Ban testa i due tipi di regime sulla Spagna e la Romania, due casi con notevoli differenze nell’integrazione delle élite politiche nelle reti neoliberiste internazionali (profonda e graduale in Spagna; superficiale e rapida in Romania), nell’influenza delle organizzazioni internazionali (limitata in Spagna; sotto i diktat del Fondo monetario internazionale e dell’Unione europea in Romania) e nella coesione istituzionale nazionale (unitaria e continuativa in Spagna; frammentaria e sporadica in Romania).

L'autore fornisce un resoconto dell’evoluzione del pensiero neoliberista nei due Paesi dal dopoguerra. Se il franchismo era aperto allo studio di dottrine economiche eterodosse, quali il neoliberismo, il sultanismo di Ceausescu si chiuse su se stesso dopo la crisi del debito del 1981. Se durante la transizione alla democrazia i neoliberisti spagnoli avevano accesso alle istituzioni chiave (accademia, Banco de España e governo), in Romania la professione economica aveva un’influenza molto limitata. Se nel periodo post-Franco, Felipe González creò un ambiente istituzionale coeso, solo tre governi rumeni (Văcăroiu nel 1992-1996, Năstase nel 2000-2004, Boc nel 2009-2012) lo furono.

La profonda integrazione degli economisti spagnoli nel discorso neoliberista globale ha dato loro la possibilità di testare i suoi limiti, innestando così idee locali che conciliano elementi socialdemocratici e ordoliberali. Il risultato è un regime neoliberista incorporato, in cui il rigore macroeconomico e la deregolamentazione coesistono con politiche di tassazione progressiva e di Stato sociale. Al contrario, la superficiale integrazione dei politici rumeni non prevedeva tale margine di manovra: democratizzazione e neoliberismo divennero un tutt’uno; lo Stato cessò di giocare un ruolo chiave nella difesa contro le dislocazioni di mercato e la Romania sviluppò un modello basato su investimenti e finanza estera e sull’emigrazione di massa.

Il messaggio chiave del libro è che “invece di essere uno stretto vestito preconfezionato, il neoliberismo è un abito fatto su misura il cui tessuto assorbe le sfumature locali”. Con la sua capacità di assorbire le idee dei suoi oppositori, il neoliberismo è sopravvissuto anche alla crisi finanziaria globale, come dimostrano le risposte spagnola e romena. Il governo socialista di Zapatero ha difeso l’orientamento socialdemocratico dell'economia spagnola progettando un pacchetto di salvataggio keynesiano. Solo più tardi, quando il disastro delle cajas è divenuto evidente, l’esecutivo conservatore di Rajoy ha abbracciato la deregolamentazione del mercato del lavoro e i tagli al settore pubblico, sotto la pressione della Bce e dei mercati finanziari.
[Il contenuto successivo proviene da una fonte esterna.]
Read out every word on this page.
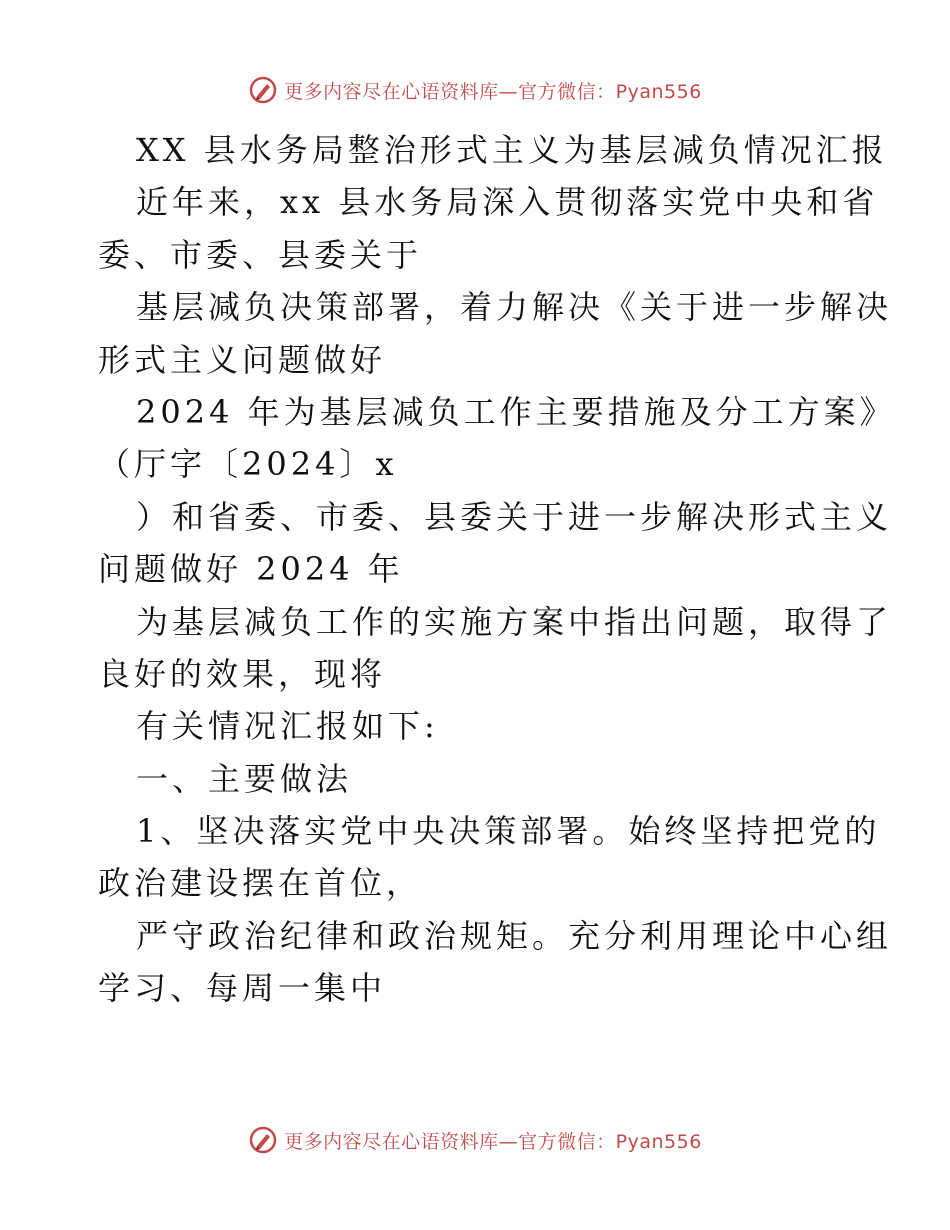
更多内容尽在心语资料库—官方微信：Pyan556
XX 县水务局整治形式主义为基层减负情况汇报
近年来，xx 县水务局深入贯彻落实党中央和省
委、市委、县委关于
基层减负决策部署，着力解决《关于进一步解决
形式主义问题做好
2024 年为基层减负工作主要措施及分工方案》
（厅字〔2024〕x
）和省委、市委、县委关于进一步解决形式主义
问题做好 2024 年
为基层减负工作的实施方案中指出问题，取得了
良好的效果，现将
有关情况汇报如下:
一、主要做法
1、坚决落实党中央决策部署。始终坚持把党的
政治建设摆在首位，
严守政治纪律和政治规矩。充分利用理论中心组
学习、每周一集中
更多内容尽在心语资料库—官方微信：Pyan556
I politici romeni, per contro, hanno intensificato ulteriormente le politiche di austerità, accusando apertamente il Fmi di simpatie socialiste. Resistendo eroicamente a qualsiasi moderazione, l'economia romena ha mantenuto un mix non invidiabile di successi libertari (flat-tax) e neoliberismo, sia sperimentale (pensioni privatizzate) sia ortodosso (deregolamentazione del mercato del lavoro, targeting sociale, privatizzazioni di massa).